# Complex Zero's of a Function

• Dec 7th 2008, 03:02 PM
Anandymous
Complex Zero's of a Function
Hi everyone. First time here and I was wondering if someone could assist me with this math problem that I'm having trouble with.

find all complex zeros of the polynomial function, give exact values, list multiple zeros as necessary

f(x)= x^4+10x^3-31x^2+80x-312

I know I'm supposed to do something with rational zero principle or maybe synthetic division but I wasn't sure.

Any help would be appreciated thanks (Happy)
• Dec 7th 2008, 03:23 PM
mr fantastic
Quote:

Originally Posted by Anandymous
Hi everyone. First time here and I was wondering if someone could assist me with this math problem that I'm having trouble with.

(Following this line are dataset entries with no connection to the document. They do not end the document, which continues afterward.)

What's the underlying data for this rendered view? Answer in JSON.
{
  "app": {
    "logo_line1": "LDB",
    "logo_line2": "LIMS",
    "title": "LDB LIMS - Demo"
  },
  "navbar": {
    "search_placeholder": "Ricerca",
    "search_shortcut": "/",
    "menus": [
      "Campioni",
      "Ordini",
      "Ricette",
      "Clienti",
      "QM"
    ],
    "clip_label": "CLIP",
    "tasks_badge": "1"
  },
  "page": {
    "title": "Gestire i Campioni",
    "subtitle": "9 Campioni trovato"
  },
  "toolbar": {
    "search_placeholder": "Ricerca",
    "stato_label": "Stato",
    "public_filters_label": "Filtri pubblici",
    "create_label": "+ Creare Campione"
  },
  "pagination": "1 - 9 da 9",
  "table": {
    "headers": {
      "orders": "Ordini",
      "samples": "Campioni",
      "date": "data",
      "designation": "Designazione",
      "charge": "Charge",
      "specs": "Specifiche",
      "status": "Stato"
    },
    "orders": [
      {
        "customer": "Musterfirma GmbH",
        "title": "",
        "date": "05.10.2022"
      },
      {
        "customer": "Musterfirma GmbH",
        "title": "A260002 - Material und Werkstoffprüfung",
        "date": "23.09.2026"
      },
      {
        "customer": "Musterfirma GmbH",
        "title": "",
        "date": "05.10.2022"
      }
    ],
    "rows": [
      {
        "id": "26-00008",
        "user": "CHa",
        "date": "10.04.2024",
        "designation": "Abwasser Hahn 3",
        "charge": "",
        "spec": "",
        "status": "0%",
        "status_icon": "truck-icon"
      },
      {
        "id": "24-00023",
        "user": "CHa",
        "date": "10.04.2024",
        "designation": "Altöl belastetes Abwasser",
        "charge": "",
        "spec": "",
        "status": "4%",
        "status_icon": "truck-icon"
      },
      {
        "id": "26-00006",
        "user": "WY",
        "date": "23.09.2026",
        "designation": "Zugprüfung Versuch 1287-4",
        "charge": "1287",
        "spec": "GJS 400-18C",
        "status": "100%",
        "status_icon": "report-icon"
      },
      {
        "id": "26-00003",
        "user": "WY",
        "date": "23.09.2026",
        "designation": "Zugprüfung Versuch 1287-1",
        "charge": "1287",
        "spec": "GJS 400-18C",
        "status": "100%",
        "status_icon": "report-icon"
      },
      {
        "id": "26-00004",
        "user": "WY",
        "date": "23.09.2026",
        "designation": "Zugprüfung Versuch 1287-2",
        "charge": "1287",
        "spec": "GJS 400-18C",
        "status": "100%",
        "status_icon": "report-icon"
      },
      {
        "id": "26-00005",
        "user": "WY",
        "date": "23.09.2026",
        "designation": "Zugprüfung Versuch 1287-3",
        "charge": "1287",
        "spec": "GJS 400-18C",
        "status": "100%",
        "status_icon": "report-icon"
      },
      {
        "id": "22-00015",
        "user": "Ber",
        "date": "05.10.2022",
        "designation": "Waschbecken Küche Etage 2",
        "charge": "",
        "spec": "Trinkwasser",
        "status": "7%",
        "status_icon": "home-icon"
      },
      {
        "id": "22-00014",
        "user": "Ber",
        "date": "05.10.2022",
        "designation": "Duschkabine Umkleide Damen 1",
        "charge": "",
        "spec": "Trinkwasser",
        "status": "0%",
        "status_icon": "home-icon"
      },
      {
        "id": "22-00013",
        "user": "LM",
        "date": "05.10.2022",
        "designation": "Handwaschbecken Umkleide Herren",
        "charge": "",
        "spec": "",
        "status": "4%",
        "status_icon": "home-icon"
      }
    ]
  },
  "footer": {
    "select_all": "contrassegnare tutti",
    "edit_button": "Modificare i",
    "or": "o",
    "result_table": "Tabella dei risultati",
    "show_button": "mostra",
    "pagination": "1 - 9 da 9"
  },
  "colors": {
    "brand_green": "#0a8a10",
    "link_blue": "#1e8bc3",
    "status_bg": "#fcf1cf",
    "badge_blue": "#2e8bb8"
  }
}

find all complex zeros of the polynomial function, give exact values, list multiple zeros as necessary

f(x)= x^4+10x^3-31x^2+80x-312

I know I'm supposed to do something with rational zero principle or maybe synthetic division but I wasn't sure.

Any help would be appreciated thanks (Happy)

Something worth checking since $312 = 39 \cdot 8$:

$x^4 + 10x^3 - 31x^2 + 80x - 312 = (x^4 + 10x^3 - 39x^2) + (8x^2 + 80x - 312)$ $= x^2 (x^2 + 10x - 39) + 8(x^2 + 10x - 39) = \, ....$

Aha!
• Dec 7th 2008, 03:39 PM
Anandymous
Quote:

Originally Posted by mr fantastic
Something worth checking since $312 = 39 \cdot 8$:

$x^4 + 10x^3 - 31x^2 + 80x - 312 = (x^4 + 10x^3 - 39x^2) + (8x^2 + 80x - 312)$ $= x^2 (x^2 + 10x - 39) + 8(x^2 + 10x - 39) = \, ....$

Aha!

Thanks for your help Mr. Fantastic (haha (Bow)) but perhaps you could shed some light on your response. I think I somewhat understand where you are going with this, but I am not familiar with this method of solution. Should I be looking at the factors in front of the parenthesis (x^2 and 8) in order to form a solution?
• Dec 7th 2008, 03:43 PM
mr fantastic
Quote:

Originally Posted by Anandymous
Thanks for your help Mr. Fantastic (haha (Bow)) but perhaps you could shed some light on your response. I think I somewhat understand where you are going with this, but I am not familiar with this method of solution. Should I be looking at the factors in front of the parenthesis (x^2 and 8) in order to form a solution?

Take out the common factor and you get $(x^2 + 8) (x^2 + 10x - 39)$.

Now factorise each quadratic factor over C.

(Once you've done this you'll see that your alternative was to spot x = 3 as a zero and go from there ....)
• Dec 7th 2008, 04:47 PM
Anandymous
Doh, I'm dumb. So basically, X^2 + 8 solves into X^2 = -8 and then I simply have to solve for X, which is +- sqrt(-8)
• Dec 7th 2008, 06:50 PM
mr fantastic
Quote:

Originally Posted by Anandymous
Doh, I'm dumb. So basically, X^2 + 8 solves into X^2 = -8 and then I simply have to solve for X, which is +- sqrt(-8)

Yes. And feel free to use the symbol $i$ in an appropriate way (or $j$ if you're an electrical engineer in the making).